While the U.S. attempted to consolidate all major Western powers in an attempt to isolate Russia, all the individual states have their own economic and political interests at stake that they were ultimately unwilling to sacrifice for the common goal, pundits said Wednesday.
"The anti-Russian rhetoric is only a cover directed at the internal public in these countries. At the core there are tangible interests that ultimately drive foreign policy," said Mikhail Pogrebinsky, director of the Kiev-based Center of Political Studies and Conflictology.
"All parties have already got public opinion at home into the shape that they desired. This goal is fulfilled and now they need to see how they will cooperate with Russia in the new situation," he said in a phone interview from Kiev.
Russia and the West are locked in mutual cooperation in resolving Iran's nuclear program. The U.S. largely depends on Russia for moving troops and military equipment away from Afghanistan through NATO's northern distribution network and transportation hub in the Russian city of Ulyanovsk, and also for maintaining security in Central Asia.

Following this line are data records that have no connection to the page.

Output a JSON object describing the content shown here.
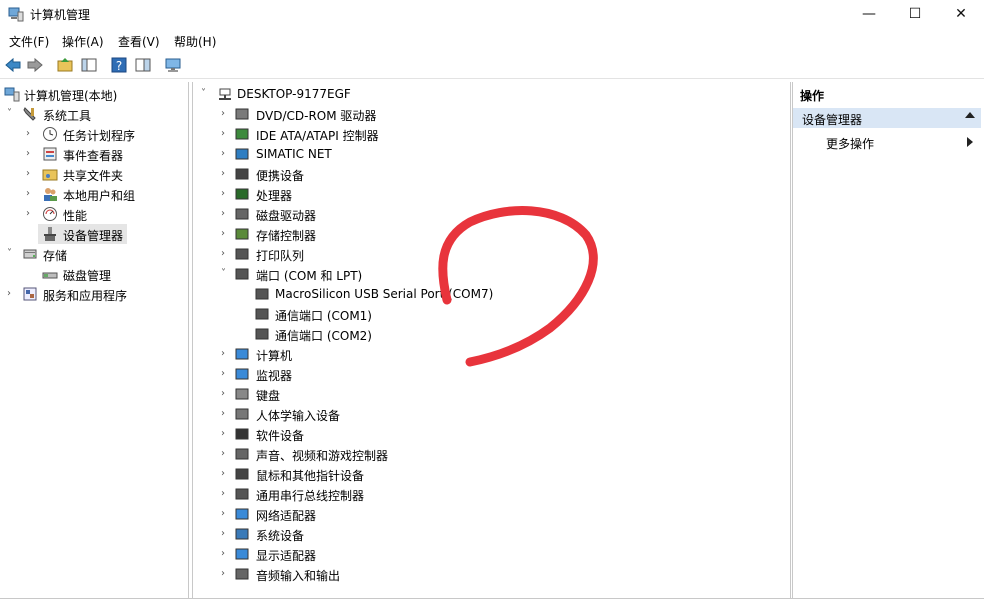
{
  "window": {
    "title": "计算机管理",
    "minimize": "—",
    "maximize": "☐",
    "close": "✕"
  },
  "menu": {
    "file": "文件(F)",
    "action": "操作(A)",
    "view": "查看(V)",
    "help": "帮助(H)"
  },
  "left_tree": {
    "root": "计算机管理(本地)",
    "system_tools": "系统工具",
    "task_scheduler": "任务计划程序",
    "event_viewer": "事件查看器",
    "shared_folders": "共享文件夹",
    "local_users": "本地用户和组",
    "performance": "性能",
    "device_manager": "设备管理器",
    "storage": "存储",
    "disk_management": "磁盘管理",
    "services": "服务和应用程序"
  },
  "device_tree": {
    "computer": "DESKTOP-9177EGF",
    "categories": [
      "DVD/CD-ROM 驱动器",
      "IDE ATA/ATAPI 控制器",
      "SIMATIC NET",
      "便携设备",
      "处理器",
      "磁盘驱动器",
      "存储控制器",
      "打印队列",
      "端口 (COM 和 LPT)",
      "计算机",
      "监视器",
      "键盘",
      "人体学输入设备",
      "软件设备",
      "声音、视频和游戏控制器",
      "鼠标和其他指针设备",
      "通用串行总线控制器",
      "网络适配器",
      "系统设备",
      "显示适配器",
      "音频输入和输出"
    ],
    "ports": [
      "MacroSilicon USB Serial Port (COM7)",
      "通信端口 (COM1)",
      "通信端口 (COM2)"
    ]
  },
  "actions": {
    "header": "操作",
    "section": "设备管理器",
    "more": "更多操作"
  },
  "colors": {
    "selection": "#e5e5e5",
    "action_section": "#d9e6f5",
    "scribble": "#e8343c"
  }
}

In addition, according to many analysts, Russia's participation is essential in international efforts to resolve the ongoing war in Syria and the most recent wave of violence in Iraq.
Russia and Europe's bilateral trade was worth more than $400 billion in 2012, according to EU figures.
About 6,000 German companies do business in Russia, while the jobs of 350,000 German workers depend on Russian trade, according to the Committee on Eastern European Economic Relations, an organization representing Germany's main business lobbies.